In 1913 he began to record. He returned to Italy in 1935 to visit his maternal relatives from Trieste and remained there because of the racial persecutions to which the Jews in Silesia were subject, settling in Milan. In this period he recorded about 500 exlibris. On 9 October 1940 he was arrested and interned as a foreigner in the camp of Civitella del Tronto and then of Ferramonti, (Cosenza) from November 1941 and will be accused by the Nazis of having painted degenerate art ("Entartete Kunst").
He died on 8 October 1943, after the allies' liberation from the prison camp, due to an infection following a surgical operation carried out at Palazzo Sersale di Cerisano, at that time used as a hospital. His remains rest in the cemetery of the small town of Cosenza's greenhouses.

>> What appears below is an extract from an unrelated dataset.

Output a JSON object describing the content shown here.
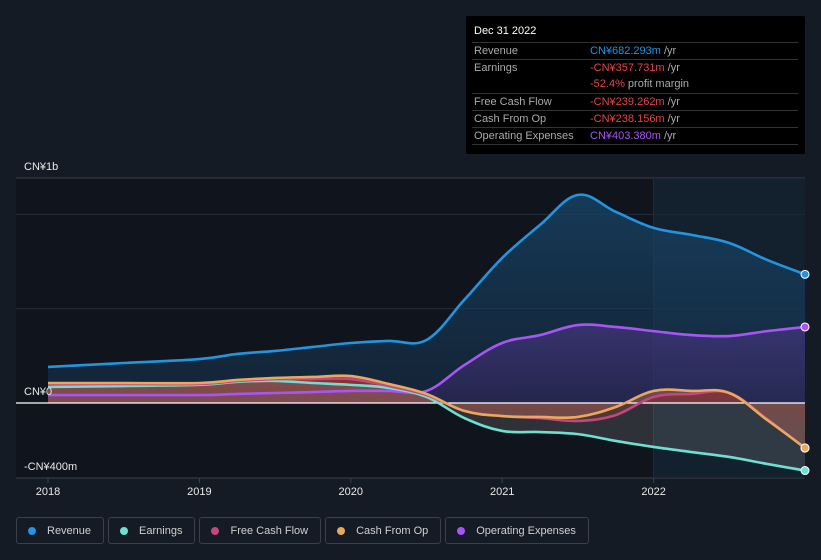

Before this date he executed his last artistic work in Bisignano (Cs), creating a painting on wood depicting the martyrdom of San Bartolomeo, which is still preserved in the homonymous church.
Michel Fingesten, after his liberation from the Ferramonti concentration camp, had relations with the parish priest of Bisignano, don Giuseppe Savaglia, who commissioned the work by giving him a small image as a model. The work was done in a few days, about a week. This painting is important not only as it is the last artistic work of Michel Fingesten but above all because it represents a return to the pictorial art that he had completely abandoned, as in the last years of his life he had dedicated himself only to the realization of Ex Libris.